Koolstofatoom Om meerdere redenen is het Koolstofatoom heel speciaal:
  1. Elk koolstofatoom kan vier bindingen aangaan, wat veel is in vergelijking met andere atomen.
  2. Het koolstofatoom verbindt zich gemakkelijk met andere koolstofatomen. Silicium doet dat ook min of meer, maar verder 'houden atomen daar niet van'. Meestal koppelen atomen liever aan atomen van een ander type. Er is een voorkeur voor het koppelen van verschillende elementen. Behalve bij Koolstof dus.
Daar komt nog eens bij dat de vier bindingen verschillend van karakter kunnen zijn: enkelvoudig, dubbel of drievoudig. Zelfs kunnen ze nog alifatisch of aromatisch zijn (zie verderop).
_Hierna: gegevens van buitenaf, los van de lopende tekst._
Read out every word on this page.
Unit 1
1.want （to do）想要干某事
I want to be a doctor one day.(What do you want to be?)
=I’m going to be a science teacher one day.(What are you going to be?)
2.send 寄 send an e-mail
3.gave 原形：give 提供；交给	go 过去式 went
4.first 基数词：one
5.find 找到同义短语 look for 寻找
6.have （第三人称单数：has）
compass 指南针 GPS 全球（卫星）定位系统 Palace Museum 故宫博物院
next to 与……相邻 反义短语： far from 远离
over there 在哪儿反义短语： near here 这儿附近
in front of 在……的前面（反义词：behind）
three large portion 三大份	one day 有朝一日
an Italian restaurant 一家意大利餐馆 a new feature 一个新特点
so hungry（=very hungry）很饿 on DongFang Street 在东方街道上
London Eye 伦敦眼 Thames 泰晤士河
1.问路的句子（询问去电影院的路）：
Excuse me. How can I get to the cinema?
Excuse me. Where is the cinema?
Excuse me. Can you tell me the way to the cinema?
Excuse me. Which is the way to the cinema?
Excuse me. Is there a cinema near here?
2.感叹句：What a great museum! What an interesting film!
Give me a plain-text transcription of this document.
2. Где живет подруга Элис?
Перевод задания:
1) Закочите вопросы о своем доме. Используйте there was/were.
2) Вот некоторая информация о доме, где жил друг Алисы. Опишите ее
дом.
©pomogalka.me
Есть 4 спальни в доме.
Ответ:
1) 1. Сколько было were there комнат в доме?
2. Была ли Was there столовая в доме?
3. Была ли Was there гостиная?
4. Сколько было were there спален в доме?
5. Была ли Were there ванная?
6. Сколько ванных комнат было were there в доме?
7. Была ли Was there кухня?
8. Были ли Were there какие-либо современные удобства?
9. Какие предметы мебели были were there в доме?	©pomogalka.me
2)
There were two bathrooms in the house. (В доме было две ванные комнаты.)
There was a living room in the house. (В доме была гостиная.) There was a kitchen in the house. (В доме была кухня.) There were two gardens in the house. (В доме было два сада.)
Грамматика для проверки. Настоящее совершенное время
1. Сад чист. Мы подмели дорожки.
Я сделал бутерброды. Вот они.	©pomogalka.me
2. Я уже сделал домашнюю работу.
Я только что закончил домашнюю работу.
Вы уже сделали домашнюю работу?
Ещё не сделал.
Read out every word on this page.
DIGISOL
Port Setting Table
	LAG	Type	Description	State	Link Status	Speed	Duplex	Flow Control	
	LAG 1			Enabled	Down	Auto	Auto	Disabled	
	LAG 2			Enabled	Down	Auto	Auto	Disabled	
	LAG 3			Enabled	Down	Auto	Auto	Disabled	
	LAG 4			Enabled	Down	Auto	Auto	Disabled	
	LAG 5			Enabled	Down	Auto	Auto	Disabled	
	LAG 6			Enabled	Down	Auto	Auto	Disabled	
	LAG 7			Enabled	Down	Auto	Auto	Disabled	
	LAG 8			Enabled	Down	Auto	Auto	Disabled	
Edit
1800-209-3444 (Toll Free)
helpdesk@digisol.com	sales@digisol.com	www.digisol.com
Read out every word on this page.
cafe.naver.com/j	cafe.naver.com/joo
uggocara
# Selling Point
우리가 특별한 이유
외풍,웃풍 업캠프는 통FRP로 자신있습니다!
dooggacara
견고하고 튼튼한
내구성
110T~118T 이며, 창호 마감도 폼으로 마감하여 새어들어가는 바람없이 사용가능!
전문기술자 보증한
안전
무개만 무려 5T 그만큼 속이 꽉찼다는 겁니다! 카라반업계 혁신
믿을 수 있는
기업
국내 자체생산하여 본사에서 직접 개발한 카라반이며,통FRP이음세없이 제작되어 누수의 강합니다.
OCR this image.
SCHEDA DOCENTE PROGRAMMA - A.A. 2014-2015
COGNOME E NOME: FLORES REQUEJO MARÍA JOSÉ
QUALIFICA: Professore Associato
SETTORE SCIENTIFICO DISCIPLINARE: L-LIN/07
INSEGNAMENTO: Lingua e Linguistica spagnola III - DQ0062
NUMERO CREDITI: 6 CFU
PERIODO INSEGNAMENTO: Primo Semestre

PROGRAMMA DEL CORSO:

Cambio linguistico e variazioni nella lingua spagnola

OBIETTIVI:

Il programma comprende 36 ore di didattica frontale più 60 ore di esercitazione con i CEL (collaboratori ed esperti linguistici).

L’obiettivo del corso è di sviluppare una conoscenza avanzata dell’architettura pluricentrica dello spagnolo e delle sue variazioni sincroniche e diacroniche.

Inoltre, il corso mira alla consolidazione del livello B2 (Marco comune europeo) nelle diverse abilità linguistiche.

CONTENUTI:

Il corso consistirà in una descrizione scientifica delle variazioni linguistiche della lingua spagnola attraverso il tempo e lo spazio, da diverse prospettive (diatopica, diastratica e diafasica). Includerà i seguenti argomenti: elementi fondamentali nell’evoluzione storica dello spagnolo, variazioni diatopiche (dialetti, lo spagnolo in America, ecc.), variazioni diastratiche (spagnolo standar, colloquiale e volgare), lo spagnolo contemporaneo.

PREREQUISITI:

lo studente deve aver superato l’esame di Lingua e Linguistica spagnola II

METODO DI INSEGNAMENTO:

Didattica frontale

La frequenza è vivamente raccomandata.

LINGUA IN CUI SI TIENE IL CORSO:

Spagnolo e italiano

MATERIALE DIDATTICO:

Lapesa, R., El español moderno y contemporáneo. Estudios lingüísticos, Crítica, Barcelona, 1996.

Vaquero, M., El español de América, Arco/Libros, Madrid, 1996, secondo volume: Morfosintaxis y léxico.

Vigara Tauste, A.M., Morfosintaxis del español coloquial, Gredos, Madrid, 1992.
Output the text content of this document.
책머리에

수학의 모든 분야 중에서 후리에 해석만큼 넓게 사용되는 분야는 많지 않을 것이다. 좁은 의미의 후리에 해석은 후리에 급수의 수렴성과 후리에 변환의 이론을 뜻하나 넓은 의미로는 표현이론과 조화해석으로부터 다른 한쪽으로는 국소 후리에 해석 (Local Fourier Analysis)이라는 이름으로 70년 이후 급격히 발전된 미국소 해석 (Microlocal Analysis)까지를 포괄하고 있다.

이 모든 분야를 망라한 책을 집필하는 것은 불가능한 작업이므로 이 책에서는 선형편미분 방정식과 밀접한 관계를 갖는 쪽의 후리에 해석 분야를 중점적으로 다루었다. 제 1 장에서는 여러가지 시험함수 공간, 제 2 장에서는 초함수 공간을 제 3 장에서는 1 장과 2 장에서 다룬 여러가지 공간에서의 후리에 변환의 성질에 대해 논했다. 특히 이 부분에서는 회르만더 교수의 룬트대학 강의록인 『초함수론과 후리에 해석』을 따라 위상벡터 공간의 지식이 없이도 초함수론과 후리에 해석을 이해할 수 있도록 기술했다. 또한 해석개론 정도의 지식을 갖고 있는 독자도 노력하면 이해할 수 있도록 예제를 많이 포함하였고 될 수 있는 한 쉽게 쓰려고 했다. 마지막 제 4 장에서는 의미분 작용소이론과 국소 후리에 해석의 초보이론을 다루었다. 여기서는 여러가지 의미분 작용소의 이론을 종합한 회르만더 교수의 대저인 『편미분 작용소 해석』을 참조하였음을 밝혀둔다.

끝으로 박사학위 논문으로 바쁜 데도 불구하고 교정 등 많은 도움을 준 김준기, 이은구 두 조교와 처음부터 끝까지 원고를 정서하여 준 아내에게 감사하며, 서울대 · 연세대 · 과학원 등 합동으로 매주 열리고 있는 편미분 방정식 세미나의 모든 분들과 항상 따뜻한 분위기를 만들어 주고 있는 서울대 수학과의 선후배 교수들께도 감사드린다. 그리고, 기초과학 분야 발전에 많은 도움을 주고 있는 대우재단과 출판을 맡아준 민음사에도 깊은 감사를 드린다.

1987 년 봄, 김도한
Om dat allemaal te begrijpen is het nodig je te verdiepen in de "orbitalen" van het koolstofatoom. Daarvan zijn er twee van belang voor het aangaan van bindingen: de onderschillen 2s en 2p.
Deze orbitalen kunnen op meerdere manieren samenwerken (bij het vormen van bindingen), o.a. kunnen ze zich met elkaar mengen en "hibriden" vormen:sp3, sp2, sp.

Hieronder een poging om dit duidelijker te maken:
De subniveau's van koolstof zijn: 1s2 2s2 2p2
De eerste hoofdschil 1s2 ondergaat geen enkele verandering, wat het koolstofatoom ook doet, maar in de tweede hoofdschil vindt een soort reorganisatie plaats:
De vier valentie-elektronen (twee s en twee p) hebben een manier gevonden om tot een stabielere situatie te geraken:

  • eerst: een elektron 2s wordt een elektron 2p (gaat dus wat verder van de kern af, en dat kost energie).
    De nieuwe configuratie is dus: 1s2 2s1 2p3
  • daarna: de vier niveau's in hoofdschil 2 gaan nu mixen en hybrides vormen.
    Ofwel: Eén 2s-orbitaal en drie 2p-orbitalen doen mee aan die hybridizatie.
    Ze vormen vier nieuwe orbitalen van het type sp3 (hierbij komt energie vrij = exotherm heet dat).
    Deze vier nieuwe en aan elkaar gelijke orbitalen zijn verantwoordelijk voor de vier (gelijkwaardige en enkelvoudige) bindingen van een koolstofatoom.

Naast deze sp3-hybridisatie bestaan er nog twee andere mogelijkheden:
  1. De eerste (even herhalen van hierboven) is dus het hybridiseren van een 2s-orbitaal met drie 2p-orobitalen tot vier nieuwe orbitalen van het type sp3
  2. De tweede mogelijkheid is dat één 2s- en niet drie, maar twee 2p-obitalen meedoen aan de hybridisatie. Dan vormen zich drie nieuwe orbitalen van het type sp2
    en er blijft één oude 2p-orbitaal over; die kan zorgen voor een extra binding.
    (dubbele binding: 1 binding is dan van het type σ en één binding is dan π).
  3. De derde mogelijkheid is dat één 2s-orbitaal en slechts één 2p-orbitaal meedoen aan de hybridisatie. Dan vormen zich twee nieuwe orbitalen van het type sp en blijven er twee oude 2p-orbitalen over;
    zo kan een drievoudige binding ontstaan tussen twee C-atomen (één binding σ en twee bindingen π).
Normaal gesproken blijft het aantal bindingen per C-atoom 4 (bindingen van het type σ, deze zijn alifatisch).
In benzeen en vergelijkbare stoffen heeft elk C-atoom drie orbitalen van het type sp2, die dus per C-atoom drie σ-bindingen vormt. Dan zijn er per C-atoom (dus in een benzeenring 6 in totaal) 2p-orbitalen, die elkaar zodanig overlappen dat ze het molecuul stabiliseren met deze zeer speciale 'vierde' binding van het type π (aromatisch).